Fatah Ka Fatwa (फ़तह का फ़तवा) was an Indian discussion show, hosted by Tarek Fatah on Hindi news channel Zee News. The 17-episode show focuses on issues relevant to Islam, such wearing the Hijab, the concept of a Kafir, Nikah mut‘ah, Nikah Halala, Islamic banking and finance, Child marriage etc. The series tries to explain various facets of the Quran as well as other theological nuggets of Islam. Asian Paints was initially the sponsor of the programme but company had to withdraw its support after an online petition was started calling Indian Muslims to boycott the brand, but later yoga guru Baba Ramdev’s Patanjali Ayurved Ltd. stepped forward to sponsor the program. Season 1 of the show ended on 6 May 2017.

==Guests==
===Season 1===

- Arif Mohammad Khan
- Zakia Soman
- Naish Hasan
- Shabnam Khan
- Amina Shervani
- Shazia Ilmi
- Sheeba Aslam Fehmi
- Dr. Sheerin Masroor
- Shabnam Siddiqui
- Lubna Sarwath
- Rahman Abbas
- Capt.
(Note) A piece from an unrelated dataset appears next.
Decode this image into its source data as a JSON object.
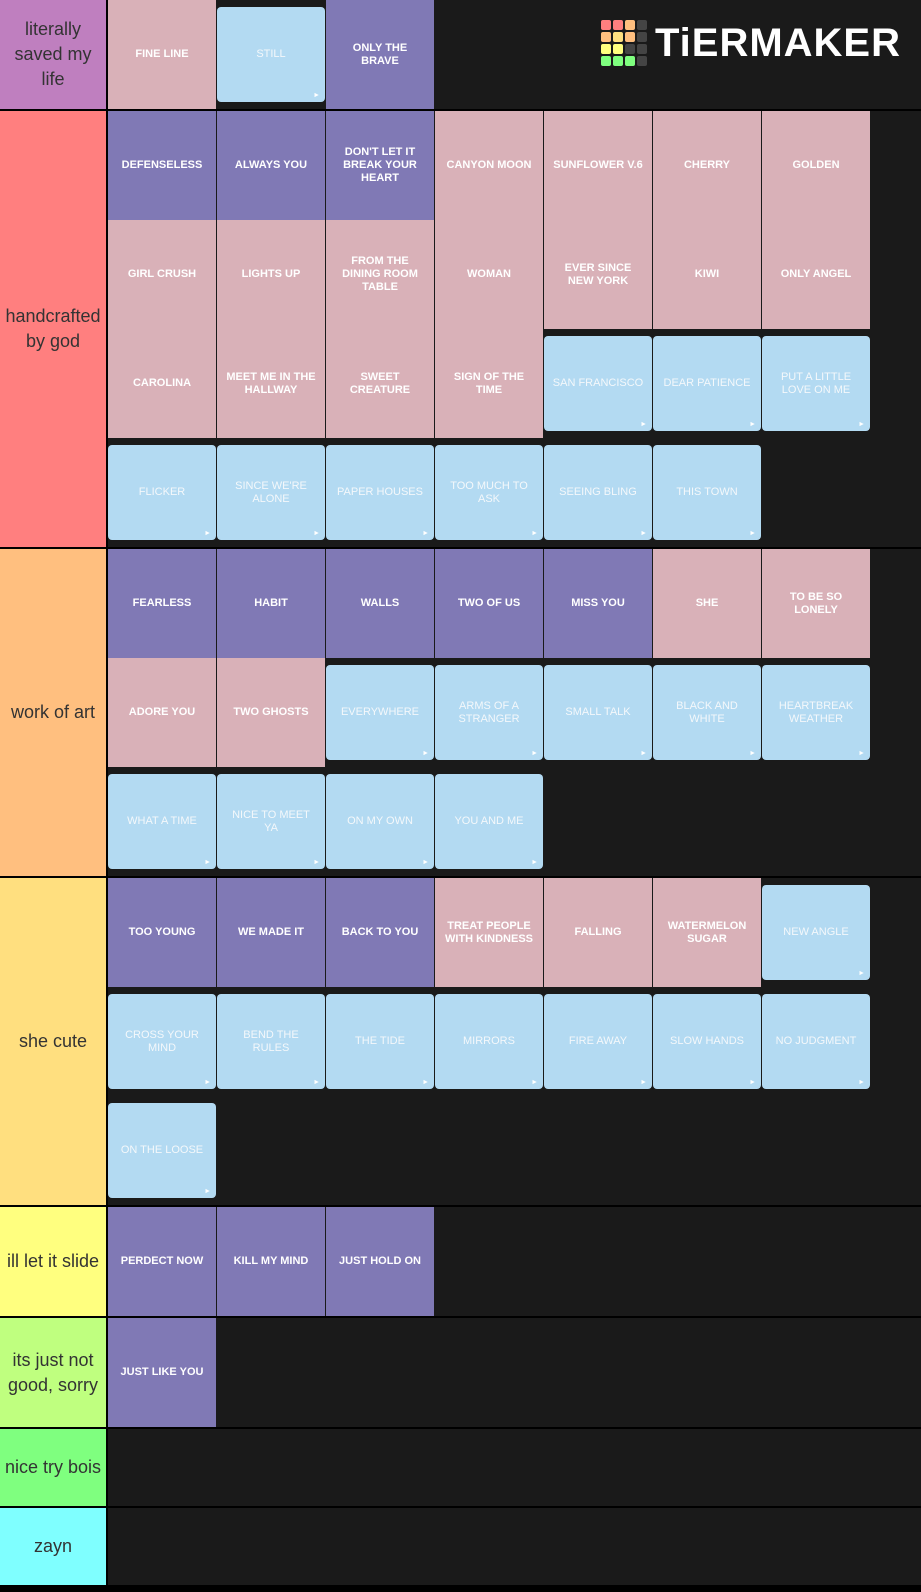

Sikander Rizvi
- Zeenat Shaukat Ali
- H Abdul Raqeeb
- Mohammed Hanif Khan Shastri
- Maulana Ansar Raza
- Amber Zaidi
- Gulrez Sheikh
- Maulana Mohammed Hameed Kausar.
- Maulana Sajid Rashidi

==Episodes ==
===Season 1===

| Episode | Topic | Original Air date |
|---|---|---|
| 1 | Debate on Islamic terrorism | 7 January 2017 |
| 2 | Debate on Hijab in Islam | 14 January 2017 |
| 3 | Debate on Kafir | 21 January 2017 |
| 4 | Debate on Triple talaq in India | 28 January 2017 |
| 5 | Debate on Muslim Ulemas and Maulana pressure | 4 February 2017 |
| 6 | Debate with Muslim women for Ulemas and Maulana pressure | 11 February 2017 |
| 7 | Debate on Muslim as Vote Bank | 18 February 2017 |
| 8 | Debate on Freedom of Speech in Islam and Intolerance at Rekhta | 25 February 2017 |
| 9 | Voter Fraud via Burqa | 5 March 2017 |
| 10 | On Islamic Haj subsidy | 19 March 2017 |
| 11 | Caste system in Muslims | 25 March 2017 |
| 12 | Debate on Triple talaq | 1 April 2017 |
| 13 | Debate on Nikah Halala | 8 April 2017 |
| 14 | Debate on adoption in Islam | 15 April 2017 |
| 15 | Debate on Nikah mut‘ah | 22 April 2017 |
| 16 | Debate on Islamic banking and finance | 29 April 2017 |
| 17 | Debate on Jihad | 6 May 2017 |

==Reception==
The show was well received. The show noticed a huge engagement on social media with the #FatahKaFatwa trending on Twitter. An orthodox radical Maulana Ansar Raza who heads the ‘Gareeb Nawaz Foundation’ NGO filed a PIL against Fatah Ka Fatwa show. In February 2017, Rashtriya Ulama Council complained to ECI to ask Zee News to stop the programme on as it is polarising voters ahead of Uttar Pradesh assembly polls. A Bareilly-based radical Islamic organisation All India Faizan-e-Madina Council asked to halt the show.

==Complaints==
- Delhi High Court has sent notice to Ministry of Information and Broadcasting (India) and asked a reply on ‘Fatah ka Fatwa’ against the allegation of blasphemy, by a petition of the muslim scholars. They demanded to ban the show; and also asked to remove the content from YouTube.